At 7:52am CST, we had verified that the fix was correct and tested it on a staging database, so we commenced making the change to the production database table. That table in the database is very large, of course. That’s why it ran out of regular integers. So the migration was estimated to take about one hour and forty minutes.
At 10:56am CST, we completed the upgrade to the databases. This was the largest part of the fix we needed to address the problem. But we still have to verify all the data, update our configurations, and ensure that we won’t have more problems when we go back online. We’re working on this as fast as we can.
At 11:33am CST, we’re still verifying that all data is as it should be for Basecamp 3. The database migration has finished, but the verification process is still ongoing. We’re working as fast as we can and hope to be back fully shortly.
At 11:52am CST, verification of the databases is taking longer than expected. We have 4 databases per datacenter and we have two datacenters with databases. So a total of 8 databases. We need to be absolutely certain that all the data is in proper sync before we can go back online. It’s looking good, but 99% sure isn’t good enough. Need 100%.
At 12:22pm CST, Basecamp came back online after we successfully verified that all data was 100% intact.
At 12:33pm CST, Basecamp had another issue dealing with the intense load of the application being back online. This caused a caching server to get overwhelmed. So Basecamp is down again while we get this sorted.
At 12:41pm CST, Basecamp came back online after we switched over to our backup caching servers. Everything is working as of this moment, but we’re obviously not entirely out of the woods yet. We remain on red alert.
I will continue to update this post with more information, and we will provide a full postmortem after this has completed.

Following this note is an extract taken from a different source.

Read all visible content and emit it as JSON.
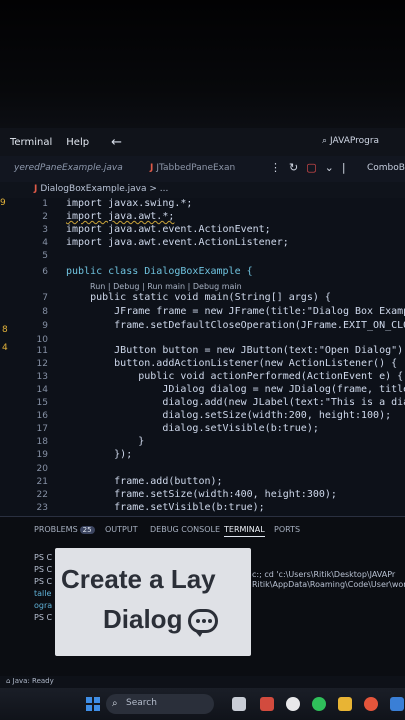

Further insight on the technical problem: It’s embarrassing to admit, but the root cause of this issue with running out of integers has been a known problem in our technical community. We use the development framework Rails (which we created!), and the default setting for that framework move from integer to big integer two years ago.
We should have known better. We should have done our due diligence when this improvement was made to the framework two years ago. I accept full responsibility for failing to heed that warning, and by extension for causing the multi-hour outage today. I’m really, really sorry 😢